Metropolitan News-Enterprise

 

Monday, April 27, 2009

 

Page 1

 

‘Extortive’ Complaint to State Bar Not Protected Activity—C.A.

 

By STEVEN M. ELLIS, Staff Writer

 

This district’s Court of Appeal held Friday that one attorney’s complaint to the State Bar against another attorney with whom he was in a fee dispute was not protected under the state’s anti-SLAPP statute because it was extortion.

Ruling Encino attorney Michael S. Brown’s false complaint was not a valid exercise of the rights of petition or free speech because it was illegal, Div. Three affirmed an order rejecting his motion to strike Pasadena attorney Arlan A. Cohen’s subsequent lawsuit.

Cohen, who is also a medical doctor, agreed in 2007 to associate in and assist Brown by handling medical experts in a personal injury suit arising from a vehicular collision.

However, he claimed that after he made a proposal concerning fee sharing in the event the case went to trial, Brown terminated the agreement and filed the complaint with the State Bar to force Cohen to sign off on a settlement check.

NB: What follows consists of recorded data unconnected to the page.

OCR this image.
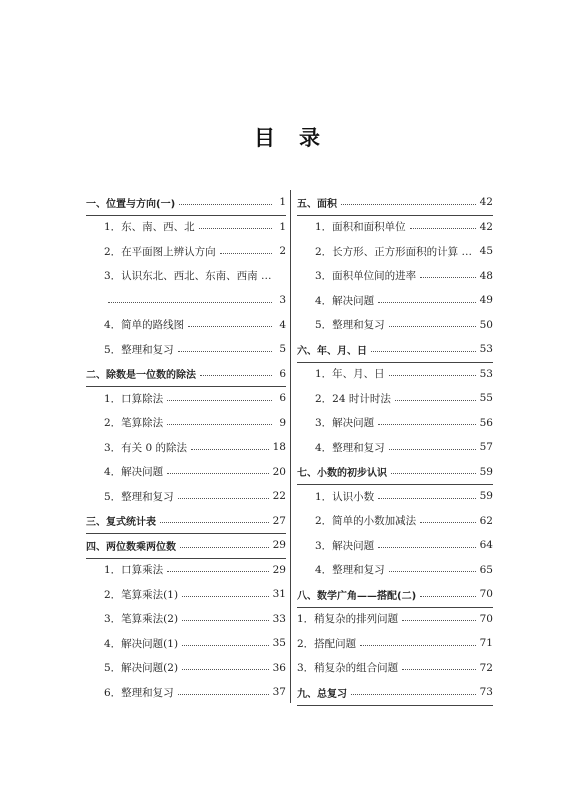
目 录
一、位置与方向(一)	1
1．东、南、西、北	1
2．在平面图上辨认方向	2
3．认识东北、西北、东南、西南 …
3
4．简单的路线图	4
5．整理和复习	5
二、除数是一位数的除法	6
1．口算除法	6
2．笔算除法	9
3．有关 0 的除法	18
4．解决问题	20
5．整理和复习	22
三、复式统计表	27
四、两位数乘两位数	29
1．口算乘法	29
2．笔算乘法(1)	31
3．笔算乘法(2)	33
4．解决问题(1)	35
5．解决问题(2)	36
6．整理和复习	37
五、面积	42
1．面积和面积单位	42
2．长方形、正方形面积的计算 … 45
3．面积单位间的进率	48
4．解决问题	49
5．整理和复习	50
六、年、月、日	53
1．年、月、日	53
2．24 时计时法	55
3．解决问题	56
4．整理和复习	57
七、小数的初步认识	59
1．认识小数	59
2．简单的小数加减法	62
3．解决问题	64
4．整理和复习	65
八、数学广角——搭配(二)	70
1．稍复杂的排列问题	70
2．搭配问题	71
3．稍复杂的组合问题	72
九、总复习	73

Cohen sued Brown for intentional misrepresentation, breach of contract and extortion, among others, alleging that Brown falsely represented that he was an experienced trial attorney who had handled thousands of cases, and that he had properly prepared the case to that point.

Case Preparation

Instead, Cohen claimed, Brown had only handled three or four trials over 25 years, all of smaller scope, and failed to conduct discovery, prepare expert witnesses or develop a coherent theory of damages, leaving Cohen to do the majority of the work preparing the case.

The attorneys had agreed that Cohen would receive half of any fees received by Brown if the case settled for up to $1.5 million plus 25 percent of Brown’s fees for any settlement above that amount, and that a further agreement would be reached on fee-sharing if the case did not settle.

When Cohen concluded he would likely have to try the case himself, he sent Brown a fee-sharing proposal, but Brown e-mailed him back telling him the proposal was not acceptable and that Cohen’s services were terminated.

Cohen said he then filed an attorney’s lien on the case for his fees after his offer to continue to assist through an upcoming mediation was rebuffed.

The case eventually settled for $2 million.

Cohen alleged Brown subsequently informed him he was not entitled to any portion of the $800,000 in fees realized from the settlement because the client, Sydney Zerah, never signed an agreement to the fee division as required by Rule 2-200 of the California Rules of Professional Conduct.

Brown also accused Cohen of abandoning the case, Cohen contended, and then threatened to file a complaint with the State Bar unless Cohen signed off on the settlement check and allow all fees to go to Brown.

Cohen offered to place the disputed fees in escrow pending determination of the fee dispute, but Brown declined, saying he was only willing to deposit what he thought was the maximum amount to which Cohen would be entitled if the agreement was enforced.

Brown then filed a false complaint with the State Bar over Zerah’s name, Cohen alleged, and sent Cohen an e-mail essentially saying Cohen would live to regret the complaint against him and should immediately sign the check.

Within 48 hours after the complaint was filed, Zerah retained new counsel who later sued Brown on Zerah’s behalf after Brown again declined to place the disputed fees in escrow so Zerah could collect his award.

Motion to Strike

When Cohen sued, Brown moved to strike the complaint under California’s law prohibiting strategic lawsuits against public participation. He maintained that Cohen’s fee-sharing proposal was an attempt to change the fee division agreement, and renewed his claim that Cohen abandoned the case.

But Los Angeles Superior Court Judge Edward C. Simpson denied the motion. Concluding that the State Bar complaint was in furtherance of Brown’s goal of obtaining an advantage in the fee dispute, Simpson said Cohen’s complaint filed in an “extortive context” was illegal as a matter of law and not a protected activity.

The Court of Appeal agreed, and affirmed in an opinion by Justice H. Walter Croskey.

Joined by Presiding Justice Joan D. Klein and Justice Richard D. Aldrich, Croskey also wrote that the issue of whether Brown’s conduct was protected by the litigation privilege was irrelevant where Brown failed to establish that his conduct arose from protected activity and the burden never shifted to Cohen to show a likelihood of prevailing.

The justice further opined that attorneys can recover in quantum meruit despite the absence of a written Rule 2-200 agreement, and that a client’s consent to a fee-sharing arrangement may be obtained after the work is done.

The case is Cohen v. Brown, 09 S.O.S. 2289.